Colony Formation Assay

T24 and UM-UC-3 cells were plated in a 6 well plate at 1500 cells/well. The following day, cells were transfected with control oligonucleotide or miR-148a mimic in triplicate. T24 cells were allowed to grow for 10 days and UM-UC-3 cells were allowed to grow for 12 days post transfection. Colonies were then stained using crystal violet and photographed using an Alpha Innotech MultiImage II system (San Jose, CA). For the rescue experiments using DNMT1 overexpressing cells, we plated 2000 cells/well and cultured for 11 days. All other conditions and analyses were as described above.

Flow Cytometry

T24 and UM-UC-3 cells were transfected with either a control oligonucleotide or miR-148a mimic or DNMT1 targeting siRNA in triplicate or quadruplicate. 72 hours later, cells were harvested and either ethanol fixed and propidium iodide (PI) stained (Sigma-Aldrich) for cell cycle analysis, or were Annexin V-FITC and PI stained (eBioscience) for analysis of apoptosis.

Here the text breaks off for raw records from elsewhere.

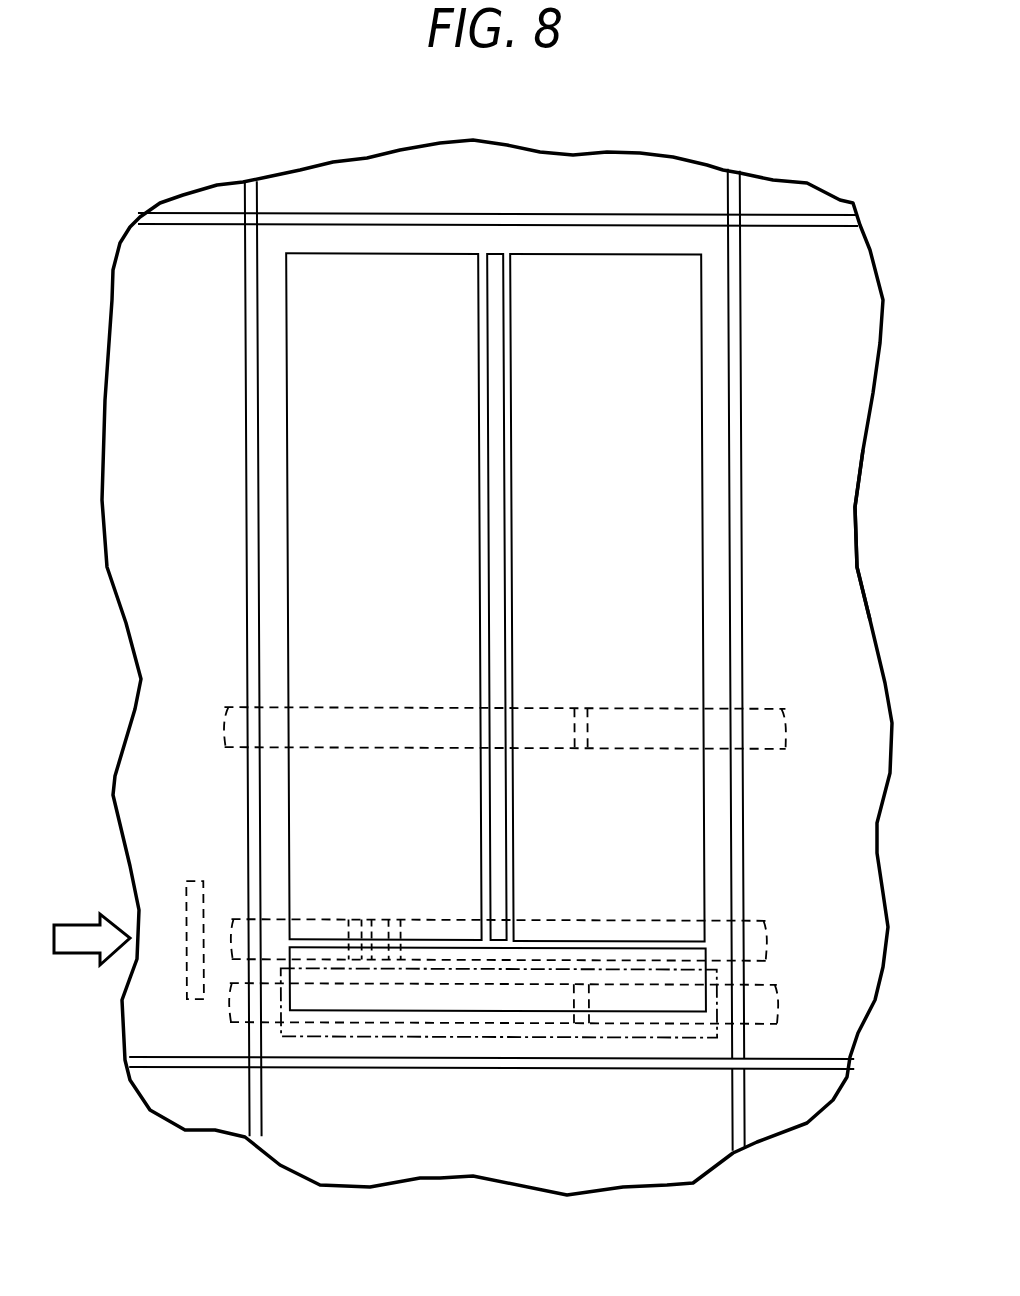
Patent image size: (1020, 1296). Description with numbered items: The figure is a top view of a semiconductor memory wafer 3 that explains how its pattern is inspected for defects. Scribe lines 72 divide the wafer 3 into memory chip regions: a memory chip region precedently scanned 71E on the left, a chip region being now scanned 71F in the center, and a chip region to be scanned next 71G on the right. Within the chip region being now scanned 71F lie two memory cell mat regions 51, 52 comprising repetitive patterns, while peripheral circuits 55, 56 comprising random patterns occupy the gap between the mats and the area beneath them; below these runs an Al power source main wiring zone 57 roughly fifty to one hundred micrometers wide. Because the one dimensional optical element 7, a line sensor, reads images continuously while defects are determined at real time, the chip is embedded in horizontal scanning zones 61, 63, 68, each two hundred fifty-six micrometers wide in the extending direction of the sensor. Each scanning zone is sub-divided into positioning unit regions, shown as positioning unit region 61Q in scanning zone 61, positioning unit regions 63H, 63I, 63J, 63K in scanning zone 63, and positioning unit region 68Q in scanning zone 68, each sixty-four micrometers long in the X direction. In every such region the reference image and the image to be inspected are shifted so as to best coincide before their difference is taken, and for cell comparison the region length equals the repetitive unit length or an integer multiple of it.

The semiconductor wafer 3 is at (547, 1198).
The one dimensional optical element 7 is at (183, 1002).
The memory cell mat region 51 is at (343, 273).
The memory cell mat region 52 is at (638, 278).
The peripheral circuit 55 is at (495, 465).
The peripheral circuit 56 is at (374, 1040).
The Al power source main wiring zone 57 is at (470, 1050).
The scanning zone 61 is at (773, 996).
The positioning unit region 61Q is at (578, 1050).
The scanning zone 63 is at (762, 935).
The positioning unit region 63H is at (358, 920).
The positioning unit region 63I is at (372, 920).
The positioning unit region 63J is at (380, 920).
The positioning unit region 63K is at (398, 921).
The scanning zone 68 is at (783, 733).
The positioning unit region 68Q is at (580, 750).
The memory chip region precedently scanned 71E is at (139, 554).
The chip region being now scanned 71F is at (717, 388).
The chip region to be scanned next 71G is at (840, 533).
The scribe line 72 is at (737, 1130).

All flow cytometry was carried out on a FACS Calibur flow cytometer (BD, Franklin Lakes, NJ). Cell cycle data was analyzed using ModFit software and apoptosis data was analyzed using CellQuest software. Data is displayed as the mean +/− standard deviation.

Western Blot

Whole cell lysates were subjected to SDS-PAGE and transferred to 0.2μm nitrocellulose membranes. Membranes were blocked in 5% milk in PBS-T and left to incubate with primary antibody overnight at 4C. The following day, membranes were incubated with secondary antibody conjugated to HRP and development was carried out using the WesternBright Sirius Kit (Advansta) and visualized with a SRX-101A developer (Konica Minolta, Wayne, NJ) or a c-Digit digital scanner (LI-COR, Lincoln, Nebraska). Loading was assessed either by actin, tubulin, or Ponceau S. The following antibodies were used: cleaved caspase-3 and PARP/cleaved PARP (Cell Signaling), Bcl-2, DNMT1, and actin (Santa Cruz Biotechnology), Tubulin (Thermo Scientific).

Statistics

For all assays, a two tailed two sample equal variance student's t-test was used to assess differences between samples. A p<0.05 was accepted as significant.

Results

MiR-148a is down-regulated in UCCB cell lines

Multiple groups have reported that miR-148a functions as a tumor suppressor. In this study, we asked if expression of miR-148a is altered in bladder tumor-derived cell lines when compared to immortalized control cells. Using qPCR, we assessed the expression of miR-148a in the UCCB cell lines T24, TCCSUP, J82, and UM-UC-3 and in the immortalized urothelial cell line SV-HUC-1 (Fig. 1A). All of the tumor-derived lines have a ≥3 fold decrease in the levels of miR-148a in comparison to the immortalized control line, SV-HUC-1. We could further stratify the cancer lines into two classes based on relative expression; T24 and J82 have significantly more miR-148a than TCCSUP and UM-UC-3. These data demonstrate that miR-148a expression is both down-regulated and variable in UCCB. This analysis suggests that miR-148a may function as a tumor suppressor in this context.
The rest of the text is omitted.